Another day another breach. Yesterday I got a notice in my mailbox that Ticketmaster was compromised and my data was once again in the hands of hackers. Like you I have grown numb to these notices. The private sector is content to lull us into complacency when it comes to security. They tell us buying mediocre solutions like Crowdstrike are the answer while ignoring hardware security keys that can protect accounts from phishing. Here in Massachusetts we know better and it’s time we make corporations do better.
Hardware security keys are small devices that plug into a computer or smart phone and provide a strong physical form of two-factor authentication. This technology is proven, and widely supported by Apple, Google, and Microsoft. Unlike software based solutions they are virtually impervious to phishing attacks and remote hacking attempts. Yet despite their effectiveness companies resist using them due to perceived inconvenience or cost.
The Massachusetts Attorney General’s office should begin investigating companies in critical sectors like healthcare and finance and inventory whether they use hardware security keys. Some gentle prodding might be sufficient to spur action by some, but others may require a more direct approach. Using their authority under 93A the Attorney General’s office should make clear that failing to secure sensitive data and systems with hardware security keys are an unfair or deceptive trade practice.

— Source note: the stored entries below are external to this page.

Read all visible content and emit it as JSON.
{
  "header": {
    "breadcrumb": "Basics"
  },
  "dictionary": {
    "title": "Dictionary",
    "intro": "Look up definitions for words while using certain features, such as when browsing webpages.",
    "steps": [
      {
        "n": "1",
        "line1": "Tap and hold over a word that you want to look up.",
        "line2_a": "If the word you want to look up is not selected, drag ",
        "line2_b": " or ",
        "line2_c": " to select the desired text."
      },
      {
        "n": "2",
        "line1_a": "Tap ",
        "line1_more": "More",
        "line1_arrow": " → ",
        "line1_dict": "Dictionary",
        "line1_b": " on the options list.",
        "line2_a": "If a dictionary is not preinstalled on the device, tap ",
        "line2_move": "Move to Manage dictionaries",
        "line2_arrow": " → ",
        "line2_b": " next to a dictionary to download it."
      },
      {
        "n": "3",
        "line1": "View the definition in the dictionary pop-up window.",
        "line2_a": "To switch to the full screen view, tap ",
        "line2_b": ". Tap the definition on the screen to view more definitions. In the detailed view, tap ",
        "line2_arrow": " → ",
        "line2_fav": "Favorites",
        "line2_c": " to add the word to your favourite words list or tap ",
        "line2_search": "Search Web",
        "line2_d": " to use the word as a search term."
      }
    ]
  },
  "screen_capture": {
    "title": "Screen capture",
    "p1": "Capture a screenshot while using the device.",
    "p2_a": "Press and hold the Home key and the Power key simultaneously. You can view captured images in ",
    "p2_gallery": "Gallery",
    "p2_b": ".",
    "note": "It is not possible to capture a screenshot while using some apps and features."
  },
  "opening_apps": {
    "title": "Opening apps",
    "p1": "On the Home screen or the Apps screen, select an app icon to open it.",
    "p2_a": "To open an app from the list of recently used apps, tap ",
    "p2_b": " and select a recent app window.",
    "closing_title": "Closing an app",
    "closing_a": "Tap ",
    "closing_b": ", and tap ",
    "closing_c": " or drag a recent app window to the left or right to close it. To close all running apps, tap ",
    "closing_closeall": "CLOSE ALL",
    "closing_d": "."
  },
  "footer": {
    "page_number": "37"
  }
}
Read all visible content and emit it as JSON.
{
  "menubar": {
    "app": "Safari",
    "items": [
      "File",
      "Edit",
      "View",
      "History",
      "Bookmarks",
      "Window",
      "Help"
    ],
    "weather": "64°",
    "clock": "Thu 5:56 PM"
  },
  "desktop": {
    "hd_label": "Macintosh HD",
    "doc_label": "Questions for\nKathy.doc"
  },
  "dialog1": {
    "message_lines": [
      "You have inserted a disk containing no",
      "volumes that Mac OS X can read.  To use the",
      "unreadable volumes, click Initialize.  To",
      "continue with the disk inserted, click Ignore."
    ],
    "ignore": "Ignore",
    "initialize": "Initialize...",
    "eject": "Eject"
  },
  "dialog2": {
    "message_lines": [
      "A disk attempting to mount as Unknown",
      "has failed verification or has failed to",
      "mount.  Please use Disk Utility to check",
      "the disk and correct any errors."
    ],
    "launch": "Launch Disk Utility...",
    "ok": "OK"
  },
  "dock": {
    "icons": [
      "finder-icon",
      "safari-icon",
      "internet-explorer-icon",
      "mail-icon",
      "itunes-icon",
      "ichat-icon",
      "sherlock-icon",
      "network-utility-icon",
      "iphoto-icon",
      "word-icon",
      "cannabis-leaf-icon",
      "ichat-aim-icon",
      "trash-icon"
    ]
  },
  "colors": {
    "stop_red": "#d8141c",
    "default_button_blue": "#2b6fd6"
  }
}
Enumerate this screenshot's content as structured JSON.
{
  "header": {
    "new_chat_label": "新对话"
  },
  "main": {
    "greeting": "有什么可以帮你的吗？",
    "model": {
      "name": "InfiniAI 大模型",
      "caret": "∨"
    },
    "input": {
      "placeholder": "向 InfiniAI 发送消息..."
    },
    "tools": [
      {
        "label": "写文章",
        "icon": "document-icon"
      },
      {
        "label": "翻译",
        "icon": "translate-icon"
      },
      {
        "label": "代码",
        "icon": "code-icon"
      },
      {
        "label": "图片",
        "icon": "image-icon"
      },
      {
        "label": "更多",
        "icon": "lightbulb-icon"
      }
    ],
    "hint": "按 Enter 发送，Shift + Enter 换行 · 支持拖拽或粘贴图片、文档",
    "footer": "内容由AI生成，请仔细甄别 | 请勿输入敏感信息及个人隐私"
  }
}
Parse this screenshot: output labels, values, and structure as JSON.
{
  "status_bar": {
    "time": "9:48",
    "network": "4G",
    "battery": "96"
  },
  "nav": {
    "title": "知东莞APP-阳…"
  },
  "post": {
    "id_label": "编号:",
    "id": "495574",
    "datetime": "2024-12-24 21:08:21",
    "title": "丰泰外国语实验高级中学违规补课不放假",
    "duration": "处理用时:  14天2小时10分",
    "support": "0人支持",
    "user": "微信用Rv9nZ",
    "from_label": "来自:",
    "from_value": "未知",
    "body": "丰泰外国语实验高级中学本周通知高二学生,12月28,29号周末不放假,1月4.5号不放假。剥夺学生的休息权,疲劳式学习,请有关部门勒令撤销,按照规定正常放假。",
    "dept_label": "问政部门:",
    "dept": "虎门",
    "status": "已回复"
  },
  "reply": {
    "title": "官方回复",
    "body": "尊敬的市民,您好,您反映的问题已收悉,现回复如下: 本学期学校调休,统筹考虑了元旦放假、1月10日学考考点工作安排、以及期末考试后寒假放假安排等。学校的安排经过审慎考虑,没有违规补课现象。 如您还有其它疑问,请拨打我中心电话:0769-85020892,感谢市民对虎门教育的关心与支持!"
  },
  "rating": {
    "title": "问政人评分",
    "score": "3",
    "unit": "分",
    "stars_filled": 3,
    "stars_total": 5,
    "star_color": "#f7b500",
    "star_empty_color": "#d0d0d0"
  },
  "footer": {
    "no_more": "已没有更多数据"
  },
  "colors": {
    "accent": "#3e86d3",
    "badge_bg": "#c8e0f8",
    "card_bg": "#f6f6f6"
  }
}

Next session the Massachusetts legislature should take this further by codifying the requirement that critical systems be protected with hardware security keys. The Commonwealth can lead by example with rules for its own systems, along with future software procurements. Extra penalties and enhanced damage awards should be codified for breaches that could have been prevented by hardware security keys but were not. These penalties should escalate annually so they grow from a nudge to a bludgeon over three years. Let us pass an audacious bill that puts hackers and scammers on notice that their era of easy money is over.
When seatbelts were first introduced, many viewed them as unnecessary. When airbags came along, they argued they were too costly. Today we cannot imagine driving a car without these life saving innovations. The free market is great at a lot of things, but mandating its own conscience is not one of them. It is past time for our state government to bridge the gap between the private sector’s innovation and its adoption of security technology.